"Oh man...I really need to pee."
The words floated across my head like an ominous warning--a bell on the verge of a good toll--a pale horseman of some yuletide apocalypse. I was only seven, you see, and I still believed in Santa Clause. Being that it was Christmas Eve, and close to three o'clock in the morning, I found my young self in one of the most difficult predicaments of my childhood occupation. Allow me to explain.
This was 1989, and I was living in Germany with my mom and dad. I never had any brothers or sisters, but that is not really integral to this yarn. I was an imaginative child, and I vividly, and with voracious capacity, believed undisputedly in the existence of Santa Clause, the Easter Bunny, the tooth fairy, the Loch Ness Monster, Big Foot, aliens, ghosts, Michael Jackson, Leprechauns, other worlds, David Bowie, and monsters under the bed and/or in the closet. Most of these pseudo mythical creatures are (like my lack of siblings) not important to this story. But it's important that you know that i believed with all my heart in all of them (and in some cases, still do). But this story is about Santa, St. Nick, Kris Kringle, whatever you wish to call him. It's also important that you know the following bit of information: As previously stated, I lived with my parents at this time; in a small apartment in a mostly American community in Bonn, Germany. The apartment was set up as such (bear with me, this is crucial): When you entered the front door, you entered immediately into the living room. On the other side of the living room, opposite the front door was another doorway which opened up into a hall that ran parallel to the living room. In the middle of this hallway was the bathroom. On one end of the hall was my bedroom, and on the other end was my parent's bedroom. That said, in order to use the bathroom, I WOULD HAVE TO PASS BY THE DOORWAY THAT OPENED UP INTO THE LIVING ROOM...where our Christmas tree stood. It is essential that you remember this information. Got all that? Good. Now, it is also essential that you remember this next bit: The previous Christmas, 1988, was our first Christmas in Bonn. I distinctly recall having woken up somewhere between the hours of midnight and one o'clock, only to hear the t.v. on. Curious, and troubled, I ventured out from my room to find my dad sitting on the living room couch watching football.
"Dad?" I asked. "Hadn't you better get on to bed? ...Santa's coming."
"Oh..." He chuckled, "I'm going in just a few minutes buddy. But you had better get on back to bed yourself, and don't come back out, you don't want to scare Santa away!"
Naturally, I took this advice to heart. My dad was a smart guy afterall; he knew what was up; and scaring Santa away obviously would mean a severe decrease in Christmas toy horde. And so I clambered back into bed and the next thing I knew it was Christmas morning and all was well and I was none the wiser.

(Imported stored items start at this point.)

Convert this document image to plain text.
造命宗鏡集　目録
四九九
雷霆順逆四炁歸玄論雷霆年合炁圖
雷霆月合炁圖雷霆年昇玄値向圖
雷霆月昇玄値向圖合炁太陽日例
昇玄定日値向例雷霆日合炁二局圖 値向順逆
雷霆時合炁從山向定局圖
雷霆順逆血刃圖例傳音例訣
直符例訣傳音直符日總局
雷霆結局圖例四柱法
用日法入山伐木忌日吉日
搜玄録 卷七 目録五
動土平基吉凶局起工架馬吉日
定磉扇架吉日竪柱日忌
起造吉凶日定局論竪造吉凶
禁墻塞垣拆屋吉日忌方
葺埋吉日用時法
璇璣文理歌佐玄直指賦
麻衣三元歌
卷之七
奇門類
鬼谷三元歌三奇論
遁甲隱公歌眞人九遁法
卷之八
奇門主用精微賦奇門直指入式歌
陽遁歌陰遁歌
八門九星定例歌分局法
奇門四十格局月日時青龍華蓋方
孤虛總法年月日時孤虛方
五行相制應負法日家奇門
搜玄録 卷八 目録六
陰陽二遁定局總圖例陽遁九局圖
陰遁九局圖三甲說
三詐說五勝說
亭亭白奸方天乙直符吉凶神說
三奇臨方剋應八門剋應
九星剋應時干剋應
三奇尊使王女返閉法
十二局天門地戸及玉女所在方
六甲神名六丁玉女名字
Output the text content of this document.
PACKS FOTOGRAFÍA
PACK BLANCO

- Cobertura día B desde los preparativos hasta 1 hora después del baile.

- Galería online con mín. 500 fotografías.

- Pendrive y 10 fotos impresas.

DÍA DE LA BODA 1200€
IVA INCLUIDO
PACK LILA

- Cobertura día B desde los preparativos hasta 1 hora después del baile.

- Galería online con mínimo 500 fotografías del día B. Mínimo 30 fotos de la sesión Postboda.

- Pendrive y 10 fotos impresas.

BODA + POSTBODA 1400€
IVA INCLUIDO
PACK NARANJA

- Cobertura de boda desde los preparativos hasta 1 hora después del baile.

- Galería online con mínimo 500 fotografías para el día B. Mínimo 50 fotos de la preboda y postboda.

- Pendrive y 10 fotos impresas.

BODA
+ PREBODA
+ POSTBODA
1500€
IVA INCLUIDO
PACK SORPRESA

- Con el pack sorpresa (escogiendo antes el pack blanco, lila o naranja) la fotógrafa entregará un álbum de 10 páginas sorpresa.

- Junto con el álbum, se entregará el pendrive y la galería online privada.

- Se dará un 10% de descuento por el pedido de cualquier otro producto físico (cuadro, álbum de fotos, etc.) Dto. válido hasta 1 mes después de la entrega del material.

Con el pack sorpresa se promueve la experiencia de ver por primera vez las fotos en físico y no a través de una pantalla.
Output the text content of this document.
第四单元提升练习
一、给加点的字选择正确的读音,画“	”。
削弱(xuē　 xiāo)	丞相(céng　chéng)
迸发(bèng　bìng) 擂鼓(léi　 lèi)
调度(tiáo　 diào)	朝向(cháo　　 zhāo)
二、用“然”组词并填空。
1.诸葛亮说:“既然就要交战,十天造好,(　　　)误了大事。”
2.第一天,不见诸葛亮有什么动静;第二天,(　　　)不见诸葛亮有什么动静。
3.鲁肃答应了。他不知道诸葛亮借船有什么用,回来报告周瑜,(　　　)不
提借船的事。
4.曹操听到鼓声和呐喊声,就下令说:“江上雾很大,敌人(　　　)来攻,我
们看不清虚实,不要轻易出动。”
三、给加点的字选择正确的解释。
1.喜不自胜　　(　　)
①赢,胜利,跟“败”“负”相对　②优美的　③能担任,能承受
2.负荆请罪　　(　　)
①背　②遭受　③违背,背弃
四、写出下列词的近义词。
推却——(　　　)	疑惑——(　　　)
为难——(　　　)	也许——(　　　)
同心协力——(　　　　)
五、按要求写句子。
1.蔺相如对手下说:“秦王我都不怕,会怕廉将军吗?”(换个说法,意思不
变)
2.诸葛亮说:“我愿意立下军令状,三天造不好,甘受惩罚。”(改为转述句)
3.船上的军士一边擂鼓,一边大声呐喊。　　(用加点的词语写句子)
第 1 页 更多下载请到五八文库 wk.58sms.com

Which takes us back to 3:00 A.M. on Christmas morning of 1989...and my excruciating need to relieve a very full bladder.
Something had to be done. That much was apparent. But to risk passing by the living room and scaring away Santa? An absolutely unacceptable option.
Lay there and wet the bed? Equally undesirable and unacceptable.
Allow my bladder to explode in a tepid and gooshy festivus of diabolical luke-warm urine and plasma? By far the least desirable of my options.
Slowly, ever so slowly, and with oh so much stealth, so as not to awaken my parents, or worse, scare away Santa, I crept down the ladder from my bunk bed...and left my stuffed animals behind like fallen soldiers on a battlefield. Closet monsters would be damned, I had more urgent and literally pressing issues to deal with.
Like a young ninja in the night I crept to the darkest, fartherst, most quietest corner of my bedroom, steadied myself, said a quick prayer...and peed, all over the carpeted floor.
Nobody ever found out. Not mom, not dad, not Santa Clause, not nobody. There is however, and amusing and ironic epilogue to this tale of my awkward youth.
Several months later I was forced to repeat this very act, so as not to scare off the Easter Bunny.
In the words of Dave Barry, "I swear i'm not making this up."